- Born: Arevik Tserunyan August 6, 1987 (age 39) Yerevan, Armenia
- Education: Yerevan Brusov State University of Languages and Social Sciences Yerevan State Academy of Fine Arts Tufts University
- Known for: drawing painting collage sculpture fashion

= Arevik Tserunyan =

Armenian artist

Arevik Tserunyan (Արևիկ Ծերունյան, born on August 6, 1987, in Yerevan) is an Armenian artist.

== Biography ==
Arevik Tserunyan was born in 1987 in Yerevan, Armenia. Tserunyan received her BA in English, Spanish and Pedagogy from Yerevan State Linguistic University and an MFA from the Yerevan State Academy of Fine Arts (YSAFA), spending a semester abroad at École Supérieure des Beaux-Arts de Marseille, France. During her MFA studies at YSAFA, Tserunyan focused on drawing and painting. She specialized in Western Impressionistic and Armenian Post-Impressionistic styles, a mixture of constructivism and post-soviet artistic movements influenced by the Russian traditional academic school. In her second year at YSAFA, she received a commission for illustrations of a Bulgarian Fairy Tales book, which was published the following year.

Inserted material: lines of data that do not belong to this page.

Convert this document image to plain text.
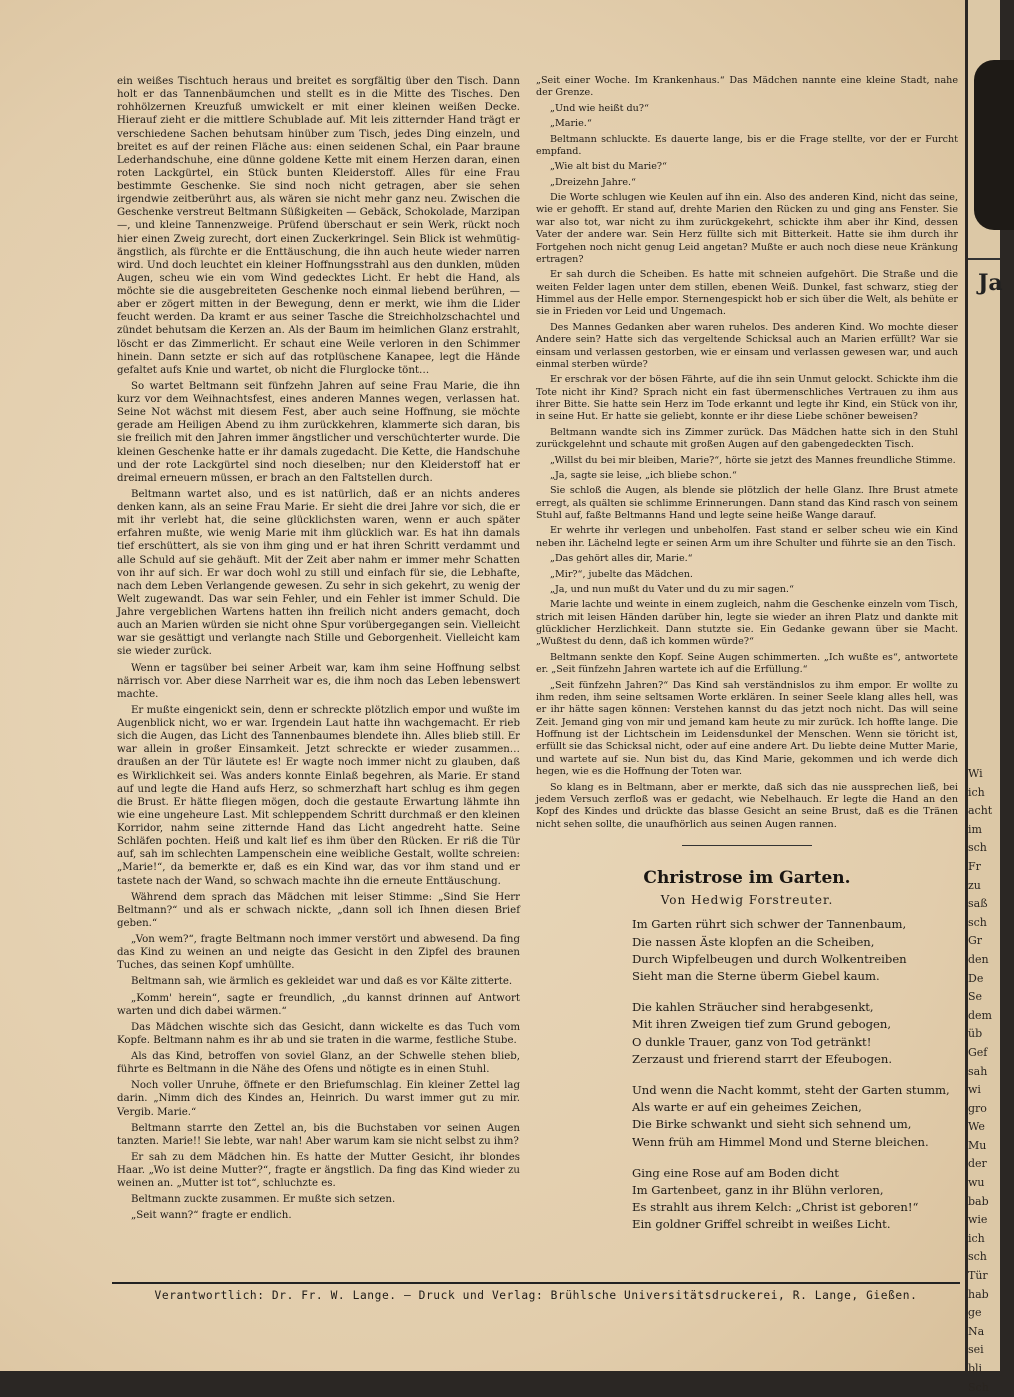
ein weißes Tischtuch heraus und breitet es sorgfältig über den Tisch. Dann holt er das Tannenbäumchen und stellt es in die Mitte des Tisches. Den rohhölzernen Kreuzfuß umwickelt er mit einer kleinen weißen Decke. Hierauf zieht er die mittlere Schublade auf. Mit leis zitternder Hand trägt er verschiedene Sachen behutsam hinüber zum Tisch, jedes Ding einzeln, und breitet es auf der reinen Fläche aus: einen seidenen Schal, ein Paar braune Lederhandschuhe, eine dünne goldene Kette mit einem Herzen daran, einen roten Lackgürtel, ein Stück bunten Kleiderstoff. Alles für eine Frau bestimmte Geschenke. Sie sind noch nicht getragen, aber sie sehen irgendwie zeitberührt aus, als wären sie nicht mehr ganz neu. Zwischen die Geschenke verstreut Beltmann Süßigkeiten — Gebäck, Schokolade, Marzipan —, und kleine Tannenzweige. Prüfend überschaut er sein Werk, rückt noch hier einen Zweig zurecht, dort einen Zuckerkringel. Sein Blick ist wehmütig-ängstlich, als fürchte er die Enttäuschung, die ihn auch heute wieder narren wird. Und doch leuchtet ein kleiner Hoffnungsstrahl aus den dunklen, müden Augen, scheu wie ein vom Wind gedecktes Licht. Er hebt die Hand, als möchte sie die ausgebreiteten Geschenke noch einmal liebend berühren, — aber er zögert mitten in der Bewegung, denn er merkt, wie ihm die Lider feucht werden. Da kramt er aus seiner Tasche die Streichholzschachtel und zündet behutsam die Kerzen an. Als der Baum im heimlichen Glanz erstrahlt, löscht er das Zimmerlicht. Er schaut eine Weile verloren in den Schimmer hinein. Dann setzte er sich auf das rotplüschene Kanapee, legt die Hände gefaltet aufs Knie und wartet, ob nicht die Flurglocke tönt…

So wartet Beltmann seit fünfzehn Jahren auf seine Frau Marie, die ihn kurz vor dem Weihnachtsfest, eines anderen Mannes wegen, verlassen hat. Seine Not wächst mit diesem Fest, aber auch seine Hoffnung, sie möchte gerade am Heiligen Abend zu ihm zurückkehren, klammerte sich daran, bis sie freilich mit den Jahren immer ängstlicher und verschüchterter wurde. Die kleinen Geschenke hatte er ihr damals zugedacht. Die Kette, die Handschuhe und der rote Lackgürtel sind noch dieselben; nur den Kleiderstoff hat er dreimal erneuern müssen, er brach an den Faltstellen durch.

Beltmann wartet also, und es ist natürlich, daß er an nichts anderes denken kann, als an seine Frau Marie. Er sieht die drei Jahre vor sich, die er mit ihr verlebt hat, die seine glücklichsten waren, wenn er auch später erfahren mußte, wie wenig Marie mit ihm glücklich war. Es hat ihn damals tief erschüttert, als sie von ihm ging und er hat ihren Schritt verdammt und alle Schuld auf sie gehäuft. Mit der Zeit aber nahm er immer mehr Schatten von ihr auf sich. Er war doch wohl zu still und einfach für sie, die Lebhafte, nach dem Leben Verlangende gewesen. Zu sehr in sich gekehrt, zu wenig der Welt zugewandt. Das war sein Fehler, und ein Fehler ist immer Schuld. Die Jahre vergeblichen Wartens hatten ihn freilich nicht anders gemacht, doch auch an Marien würden sie nicht ohne Spur vorübergegangen sein. Vielleicht war sie gesättigt und verlangte nach Stille und Geborgenheit. Vielleicht kam sie wieder zurück.

Wenn er tagsüber bei seiner Arbeit war, kam ihm seine Hoffnung selbst närrisch vor. Aber diese Narrheit war es, die ihm noch das Leben lebenswert machte.

Er mußte eingenickt sein, denn er schreckte plötzlich empor und wußte im Augenblick nicht, wo er war. Irgendein Laut hatte ihn wachgemacht. Er rieb sich die Augen, das Licht des Tannenbaumes blendete ihn. Alles blieb still. Er war allein in großer Einsamkeit. Jetzt schreckte er wieder zusammen… draußen an der Tür läutete es! Er wagte noch immer nicht zu glauben, daß es Wirklichkeit sei. Was anders konnte Einlaß begehren, als Marie. Er stand auf und legte die Hand aufs Herz, so schmerzhaft hart schlug es ihm gegen die Brust. Er hätte fliegen mögen, doch die gestaute Erwartung lähmte ihn wie eine ungeheure Last. Mit schleppendem Schritt durchmaß er den kleinen Korridor, nahm seine zitternde Hand das Licht angedreht hatte. Seine Schläfen pochten. Heiß und kalt lief es ihm über den Rücken. Er riß die Tür auf, sah im schlechten Lampenschein eine weibliche Gestalt, wollte schreien: „Marie!“, da bemerkte er, daß es ein Kind war, das vor ihm stand und er tastete nach der Wand, so schwach machte ihn die erneute Enttäuschung.

Während dem sprach das Mädchen mit leiser Stimme: „Sind Sie Herr Beltmann?“ und als er schwach nickte, „dann soll ich Ihnen diesen Brief geben.“

„Von wem?“, fragte Beltmann noch immer verstört und abwesend. Da fing das Kind zu weinen an und neigte das Gesicht in den Zipfel des braunen Tuches, das seinen Kopf umhüllte.

Beltmann sah, wie ärmlich es gekleidet war und daß es vor Kälte zitterte.

„Komm' herein“, sagte er freundlich, „du kannst drinnen auf Antwort warten und dich dabei wärmen.“

Das Mädchen wischte sich das Gesicht, dann wickelte es das Tuch vom Kopfe. Beltmann nahm es ihr ab und sie traten in die warme, festliche Stube.

Als das Kind, betroffen von soviel Glanz, an der Schwelle stehen blieb, führte es Beltmann in die Nähe des Ofens und nötigte es in einen Stuhl.

Noch voller Unruhe, öffnete er den Briefumschlag. Ein kleiner Zettel lag darin. „Nimm dich des Kindes an, Heinrich. Du warst immer gut zu mir. Vergib. Marie.“

Beltmann starrte den Zettel an, bis die Buchstaben vor seinen Augen tanzten. Marie!! Sie lebte, war nah! Aber warum kam sie nicht selbst zu ihm?

Er sah zu dem Mädchen hin. Es hatte der Mutter Gesicht, ihr blondes Haar. „Wo ist deine Mutter?“, fragte er ängstlich. Da fing das Kind wieder zu weinen an. „Mutter ist tot“, schluchzte es.

Beltmann zuckte zusammen. Er mußte sich setzen.

„Seit wann?“ fragte er endlich.

„Seit einer Woche. Im Krankenhaus.“ Das Mädchen nannte eine kleine Stadt, nahe der Grenze.

„Und wie heißt du?“

„Marie.“

Beltmann schluckte. Es dauerte lange, bis er die Frage stellte, vor der er Furcht empfand.

„Wie alt bist du Marie?“

„Dreizehn Jahre.“

Die Worte schlugen wie Keulen auf ihn ein. Also des anderen Kind, nicht das seine, wie er gehofft. Er stand auf, drehte Marien den Rücken zu und ging ans Fenster. Sie war also tot, war nicht zu ihm zurückgekehrt, schickte ihm aber ihr Kind, dessen Vater der andere war. Sein Herz füllte sich mit Bitterkeit. Hatte sie ihm durch ihr Fortgehen noch nicht genug Leid angetan? Mußte er auch noch diese neue Kränkung ertragen?

Er sah durch die Scheiben. Es hatte mit schneien aufgehört. Die Straße und die weiten Felder lagen unter dem stillen, ebenen Weiß. Dunkel, fast schwarz, stieg der Himmel aus der Helle empor. Sternengespickt hob er sich über die Welt, als behüte er sie in Frieden vor Leid und Ungemach.

Des Mannes Gedanken aber waren ruhelos. Des anderen Kind. Wo mochte dieser Andere sein? Hatte sich das vergeltende Schicksal auch an Marien erfüllt? War sie einsam und verlassen gestorben, wie er einsam und verlassen gewesen war, und auch einmal sterben würde?

Er erschrak vor der bösen Fährte, auf die ihn sein Unmut gelockt. Schickte ihm die Tote nicht ihr Kind? Sprach nicht ein fast übermenschliches Vertrauen zu ihm aus ihrer Bitte. Sie hatte sein Herz im Tode erkannt und legte ihr Kind, ein Stück von ihr, in seine Hut. Er hatte sie geliebt, konnte er ihr diese Liebe schöner beweisen?

Beltmann wandte sich ins Zimmer zurück. Das Mädchen hatte sich in den Stuhl zurückgelehnt und schaute mit großen Augen auf den gabengedeckten Tisch.

„Willst du bei mir bleiben, Marie?“, hörte sie jetzt des Mannes freundliche Stimme.

„Ja, sagte sie leise, „ich bliebe schon.“

Sie schloß die Augen, als blende sie plötzlich der helle Glanz. Ihre Brust atmete erregt, als quälten sie schlimme Erinnerungen. Dann stand das Kind rasch von seinem Stuhl auf, faßte Beltmanns Hand und legte seine heiße Wange darauf.

Er wehrte ihr verlegen und unbeholfen. Fast stand er selber scheu wie ein Kind neben ihr. Lächelnd legte er seinen Arm um ihre Schulter und führte sie an den Tisch.

„Das gehört alles dir, Marie.“

„Mir?“, jubelte das Mädchen.

„Ja, und nun mußt du Vater und du zu mir sagen.“

Marie lachte und weinte in einem zugleich, nahm die Geschenke einzeln vom Tisch, strich mit leisen Händen darüber hin, legte sie wieder an ihren Platz und dankte mit glücklicher Herzlichkeit. Dann stutzte sie. Ein Gedanke gewann über sie Macht. „Wußtest du denn, daß ich kommen würde?“

Beltmann senkte den Kopf. Seine Augen schimmerten. „Ich wußte es“, antwortete er. „Seit fünfzehn Jahren wartete ich auf die Erfüllung.“

„Seit fünfzehn Jahren?“ Das Kind sah verständnislos zu ihm empor. Er wollte zu ihm reden, ihm seine seltsamen Worte erklären. In seiner Seele klang alles hell, was er ihr hätte sagen können: Verstehen kannst du das jetzt noch nicht. Das will seine Zeit. Jemand ging von mir und jemand kam heute zu mir zurück. Ich hoffte lange. Die Hoffnung ist der Lichtschein im Leidensdunkel der Menschen. Wenn sie töricht ist, erfüllt sie das Schicksal nicht, oder auf eine andere Art. Du liebte deine Mutter Marie, und wartete auf sie. Nun bist du, das Kind Marie, gekommen und ich werde dich hegen, wie es die Hoffnung der Toten war.

So klang es in Beltmann, aber er merkte, daß sich das nie aussprechen ließ, bei jedem Versuch zerfloß was er gedacht, wie Nebelhauch. Er legte die Hand an den Kopf des Kindes und drückte das blasse Gesicht an seine Brust, daß es die Tränen nicht sehen sollte, die unaufhörlich aus seinen Augen rannen.

Christrose im Garten.
Von Hedwig Forstreuter.
Im Garten rührt sich schwer der Tannenbaum,
Die nassen Äste klopfen an die Scheiben,
Durch Wipfelbeugen und durch Wolkentreiben
Sieht man die Sterne überm Giebel kaum.
Die kahlen Sträucher sind herabgesenkt,
Mit ihren Zweigen tief zum Grund gebogen,
O dunkle Trauer, ganz von Tod getränkt!
Zerzaust und frierend starrt der Efeubogen.
Und wenn die Nacht kommt, steht der Garten stumm,
Als warte er auf ein geheimes Zeichen,
Die Birke schwankt und sieht sich sehnend um,
Wenn früh am Himmel Mond und Sterne bleichen.
Ging eine Rose auf am Boden dicht
Im Gartenbeet, ganz in ihr Blühn verloren,
Es strahlt aus ihrem Kelch: „Christ ist geboren!“
Ein goldner Griffel schreibt in weißes Licht.
Verantwortlich: Dr. Fr. W. Lange. — Druck und Verlag: Brühlsche Universitätsdruckerei, R. Lange, Gießen.
Ja
Wi
ich
acht
im
sch
Fr
zu
saß
sch
Gr
den
De
Se
dem
üb
Gef
sah
wi
gro
We
Mu
der
wu
bab
wie
ich
sch
Tür
hab
ge
Na
sei
bli
Sch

In 2013–2015, Tserunyan enrolled in the Master of Fine Arts Program at the School of the Museum of Fine Arts at Tufts University (SMFA at Tufts) in Boston, MA, during which she began exploring other media with new works in collage, sculpture, and fashion with large-scale installations.
After graduating from SMFA at Tufts, Tserunyan received a post-graduate fellowship to design and teach an introductory drawing course. In parallel, she worked as Curator's Assistant at the Armenian Museum of America in Watertown, MA, and had her first solo show, The Lost Empire, a sculptural installation with accompanying performance.

In 2016 Tserunyan worked as Children's and Adults' Art Instructor at Danielyan Art Studio in Yerevan. Her solo exhibition Terror (collage, 2D and 3D installations) was held at Artists' Union of Armenia, Yerevan, on December 24–25, 2016.

In 2017 Tserunyan received an O-1 visa (defined by the Department of State as "visa for extraordinary abilities") to work at the Armenian Museum of America as the Artist-in-Residence. During her residency, Tserunyan completed a number of art projects, among them the solo show Amper (Clouds in Armenian) on October 23, 2018, to April 20, 2019. Amper is a multimedia installation consisting of collage and video projection on Armenian needle laces. She has also led the Art School at the Museum since July 2017.

In May 2018, Tserunyan had a solo show at MIT as part of the Armenian genocide commemoration ceremony. In July 2018, Tserunyan took part in the group show Resistance and Resiliency along with three other Armenian women artists. The show took place at the Galatea Gallery in Boston, MA, under the curation of Marsha Odabashian.